COS 62-2 - Detecting the effects of management regime shifts in dynamic environments using multi-population state-space models

Tuesday, August 8, 2017: 1:50 PM
D129-130, Oregon Convention Center
Matt Falcy, Fish Research, Oregon Dept. Fish and Wildlife, Corvallis, OR and Erik Suring, Oregon Dept. Fish and Wildlife, Corvallis, OR
Background/Question/Methods

Detecting the effectiveness of management actions intended to increase the abundance of threatened or exploited species can help resolve uncertainties about cost-effective management tactics intended to meet societal values. However, the complexity of ecological systems can make it difficult to identify important factors causing change in population abundance. This difficulty extends from detecting natural regime shifts to management-induced regime shifts. The adult abundance of naturally-produced coho salmon (Oncorhynchus kisutch) on the Oregon Coast generally declined until these fish were listed as threatened under the Endangered Species Act in 1998. The subsequent rebuilding of Oregon coastal coho adult abundance is coincident with increased habitat restoration, reduced hatchery production, and reduced harvest. Importantly, ocean survival also improved, thereby complicating the assessment of management effectiveness. We combined 46 years of data associated with 18 populations of Oregon coastal coho. Spawner-to-smolt relationships were modeled with Bayesian hierarchical state-space implementations of the logistic hockey stick recruitment function.

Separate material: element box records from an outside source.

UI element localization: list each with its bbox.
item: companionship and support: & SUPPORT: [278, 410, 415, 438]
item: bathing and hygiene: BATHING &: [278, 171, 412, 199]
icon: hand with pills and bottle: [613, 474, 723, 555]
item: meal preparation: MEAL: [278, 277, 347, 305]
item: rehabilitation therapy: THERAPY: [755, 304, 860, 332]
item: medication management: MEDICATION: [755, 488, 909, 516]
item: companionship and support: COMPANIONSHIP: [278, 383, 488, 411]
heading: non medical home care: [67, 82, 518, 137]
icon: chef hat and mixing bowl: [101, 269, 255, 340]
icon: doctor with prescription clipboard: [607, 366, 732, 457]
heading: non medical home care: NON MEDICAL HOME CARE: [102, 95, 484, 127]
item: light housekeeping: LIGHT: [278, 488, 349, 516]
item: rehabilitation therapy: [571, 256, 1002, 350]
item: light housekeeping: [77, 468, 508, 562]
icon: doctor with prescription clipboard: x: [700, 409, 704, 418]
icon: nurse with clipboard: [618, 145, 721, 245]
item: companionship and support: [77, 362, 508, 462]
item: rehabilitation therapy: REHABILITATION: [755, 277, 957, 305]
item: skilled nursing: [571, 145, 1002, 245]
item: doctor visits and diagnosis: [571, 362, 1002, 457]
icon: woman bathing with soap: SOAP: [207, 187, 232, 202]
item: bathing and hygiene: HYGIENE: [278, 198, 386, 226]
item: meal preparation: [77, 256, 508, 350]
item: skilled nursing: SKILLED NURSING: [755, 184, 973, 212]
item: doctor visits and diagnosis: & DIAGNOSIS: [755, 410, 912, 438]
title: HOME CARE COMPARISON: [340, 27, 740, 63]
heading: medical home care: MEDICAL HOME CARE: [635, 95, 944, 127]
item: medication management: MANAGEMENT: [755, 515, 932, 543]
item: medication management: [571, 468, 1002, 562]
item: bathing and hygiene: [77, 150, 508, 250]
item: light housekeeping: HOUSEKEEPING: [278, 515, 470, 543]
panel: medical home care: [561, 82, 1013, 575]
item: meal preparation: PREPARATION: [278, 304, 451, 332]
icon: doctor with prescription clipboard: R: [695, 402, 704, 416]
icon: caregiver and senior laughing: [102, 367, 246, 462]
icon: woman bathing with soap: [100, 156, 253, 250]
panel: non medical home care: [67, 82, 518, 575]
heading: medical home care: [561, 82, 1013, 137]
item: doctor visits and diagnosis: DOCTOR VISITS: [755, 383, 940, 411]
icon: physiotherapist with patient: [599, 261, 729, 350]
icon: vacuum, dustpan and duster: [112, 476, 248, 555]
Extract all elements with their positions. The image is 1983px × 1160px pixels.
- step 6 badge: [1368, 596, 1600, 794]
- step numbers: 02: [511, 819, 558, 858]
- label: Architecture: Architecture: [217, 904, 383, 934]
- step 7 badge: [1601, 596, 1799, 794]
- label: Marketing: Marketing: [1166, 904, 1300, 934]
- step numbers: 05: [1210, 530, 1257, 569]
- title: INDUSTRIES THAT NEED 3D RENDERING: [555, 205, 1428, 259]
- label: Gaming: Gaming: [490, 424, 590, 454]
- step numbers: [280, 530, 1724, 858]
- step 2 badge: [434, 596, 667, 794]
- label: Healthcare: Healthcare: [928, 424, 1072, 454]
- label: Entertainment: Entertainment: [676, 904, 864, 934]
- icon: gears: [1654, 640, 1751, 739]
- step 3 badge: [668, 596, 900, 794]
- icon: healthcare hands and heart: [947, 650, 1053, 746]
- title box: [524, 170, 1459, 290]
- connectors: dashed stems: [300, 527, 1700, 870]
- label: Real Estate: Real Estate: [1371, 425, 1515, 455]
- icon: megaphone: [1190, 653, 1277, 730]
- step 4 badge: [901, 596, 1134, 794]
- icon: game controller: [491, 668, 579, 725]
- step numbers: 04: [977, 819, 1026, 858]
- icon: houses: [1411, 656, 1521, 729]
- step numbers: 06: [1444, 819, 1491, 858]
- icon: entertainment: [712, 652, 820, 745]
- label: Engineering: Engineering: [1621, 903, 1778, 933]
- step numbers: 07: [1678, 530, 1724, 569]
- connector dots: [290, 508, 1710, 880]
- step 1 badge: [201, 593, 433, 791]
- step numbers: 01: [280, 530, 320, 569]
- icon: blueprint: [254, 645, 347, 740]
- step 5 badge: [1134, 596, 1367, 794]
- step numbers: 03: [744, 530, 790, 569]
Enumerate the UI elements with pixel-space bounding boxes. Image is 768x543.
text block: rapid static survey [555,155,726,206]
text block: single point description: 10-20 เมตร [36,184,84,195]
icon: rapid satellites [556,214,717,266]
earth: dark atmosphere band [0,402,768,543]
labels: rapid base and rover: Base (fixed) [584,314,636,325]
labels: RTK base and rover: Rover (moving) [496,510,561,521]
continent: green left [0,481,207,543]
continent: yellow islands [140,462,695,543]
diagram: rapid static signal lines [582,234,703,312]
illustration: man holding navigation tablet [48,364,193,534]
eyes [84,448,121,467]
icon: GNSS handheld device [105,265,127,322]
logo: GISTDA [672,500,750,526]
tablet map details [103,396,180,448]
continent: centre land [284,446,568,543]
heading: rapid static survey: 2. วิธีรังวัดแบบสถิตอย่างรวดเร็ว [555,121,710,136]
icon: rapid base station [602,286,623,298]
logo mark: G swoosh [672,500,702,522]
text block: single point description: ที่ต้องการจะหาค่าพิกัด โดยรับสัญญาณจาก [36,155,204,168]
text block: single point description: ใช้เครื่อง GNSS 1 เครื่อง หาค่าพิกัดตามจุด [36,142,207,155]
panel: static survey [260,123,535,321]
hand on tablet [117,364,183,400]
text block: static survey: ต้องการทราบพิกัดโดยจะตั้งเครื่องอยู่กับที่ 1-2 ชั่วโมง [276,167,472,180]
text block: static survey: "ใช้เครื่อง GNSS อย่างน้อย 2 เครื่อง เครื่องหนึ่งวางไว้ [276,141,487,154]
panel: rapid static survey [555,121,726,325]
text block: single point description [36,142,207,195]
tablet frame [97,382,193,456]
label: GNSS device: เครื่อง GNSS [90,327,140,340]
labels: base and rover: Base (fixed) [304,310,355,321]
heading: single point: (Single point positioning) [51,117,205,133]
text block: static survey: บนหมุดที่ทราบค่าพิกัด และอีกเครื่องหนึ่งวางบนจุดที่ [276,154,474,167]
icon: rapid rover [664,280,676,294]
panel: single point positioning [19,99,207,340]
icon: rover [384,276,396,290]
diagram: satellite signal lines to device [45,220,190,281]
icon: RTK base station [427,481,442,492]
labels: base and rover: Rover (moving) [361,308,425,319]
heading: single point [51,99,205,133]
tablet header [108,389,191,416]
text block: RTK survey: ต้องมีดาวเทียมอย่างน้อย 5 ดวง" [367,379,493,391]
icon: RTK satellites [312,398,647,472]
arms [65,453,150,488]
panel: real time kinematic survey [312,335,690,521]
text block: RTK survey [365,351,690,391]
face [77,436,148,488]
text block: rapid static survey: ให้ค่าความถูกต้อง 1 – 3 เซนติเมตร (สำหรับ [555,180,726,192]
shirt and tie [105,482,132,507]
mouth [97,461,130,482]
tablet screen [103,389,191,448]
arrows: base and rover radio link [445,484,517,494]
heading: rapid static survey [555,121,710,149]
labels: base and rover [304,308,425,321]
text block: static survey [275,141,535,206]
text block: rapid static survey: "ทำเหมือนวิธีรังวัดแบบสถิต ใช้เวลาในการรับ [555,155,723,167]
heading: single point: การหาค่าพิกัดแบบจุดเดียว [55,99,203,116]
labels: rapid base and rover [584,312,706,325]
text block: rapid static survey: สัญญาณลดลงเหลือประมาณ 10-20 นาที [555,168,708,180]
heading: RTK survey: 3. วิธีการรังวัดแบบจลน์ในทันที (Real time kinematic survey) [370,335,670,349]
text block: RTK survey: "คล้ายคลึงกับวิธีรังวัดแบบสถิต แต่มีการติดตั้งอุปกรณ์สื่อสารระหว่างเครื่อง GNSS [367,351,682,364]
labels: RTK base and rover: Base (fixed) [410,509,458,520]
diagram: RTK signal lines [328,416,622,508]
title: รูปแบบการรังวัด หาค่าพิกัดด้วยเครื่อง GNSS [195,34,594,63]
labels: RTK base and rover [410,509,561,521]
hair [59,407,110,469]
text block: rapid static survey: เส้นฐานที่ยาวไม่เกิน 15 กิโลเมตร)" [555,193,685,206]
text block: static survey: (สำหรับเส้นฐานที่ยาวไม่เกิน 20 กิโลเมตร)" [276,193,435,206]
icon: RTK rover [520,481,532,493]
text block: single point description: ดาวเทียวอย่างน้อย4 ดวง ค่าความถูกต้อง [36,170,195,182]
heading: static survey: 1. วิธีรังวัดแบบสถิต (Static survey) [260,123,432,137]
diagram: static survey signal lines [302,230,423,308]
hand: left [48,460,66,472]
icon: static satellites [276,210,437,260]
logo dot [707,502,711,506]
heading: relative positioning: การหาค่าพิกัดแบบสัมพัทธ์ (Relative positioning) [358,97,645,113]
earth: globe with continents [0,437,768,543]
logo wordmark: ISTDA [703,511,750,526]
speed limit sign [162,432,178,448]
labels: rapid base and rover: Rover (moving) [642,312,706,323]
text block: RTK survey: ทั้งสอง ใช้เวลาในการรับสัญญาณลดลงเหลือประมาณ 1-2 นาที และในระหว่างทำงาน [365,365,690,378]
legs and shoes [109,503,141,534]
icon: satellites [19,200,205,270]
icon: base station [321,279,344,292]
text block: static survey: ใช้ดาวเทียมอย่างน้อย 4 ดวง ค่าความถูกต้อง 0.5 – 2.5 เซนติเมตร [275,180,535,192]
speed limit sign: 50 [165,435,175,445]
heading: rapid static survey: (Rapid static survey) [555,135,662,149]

Our models estimated the relative reproductive success of hatchery spawners, and permitted change in the parameters of the smolt recruitment functions at a time when significant change in management occurred.

Results/Conclusions

We found more evidence for decline than increase in parameters of smolt recruitment, suggesting that changes in physical oceanographic conditions are responsible for recent increases in adult abundance. The reproductive success of hatchery-origin fish relative to natural-origin fish was 0.51 with a 95% credible interval from 0.19 to 0.89. While some management effects may unfold on longer time-scales than we observed, the analysis nonetheless provides a framework for evaluating the effects of management in a manner that is analogous to detecting natural regime shifts.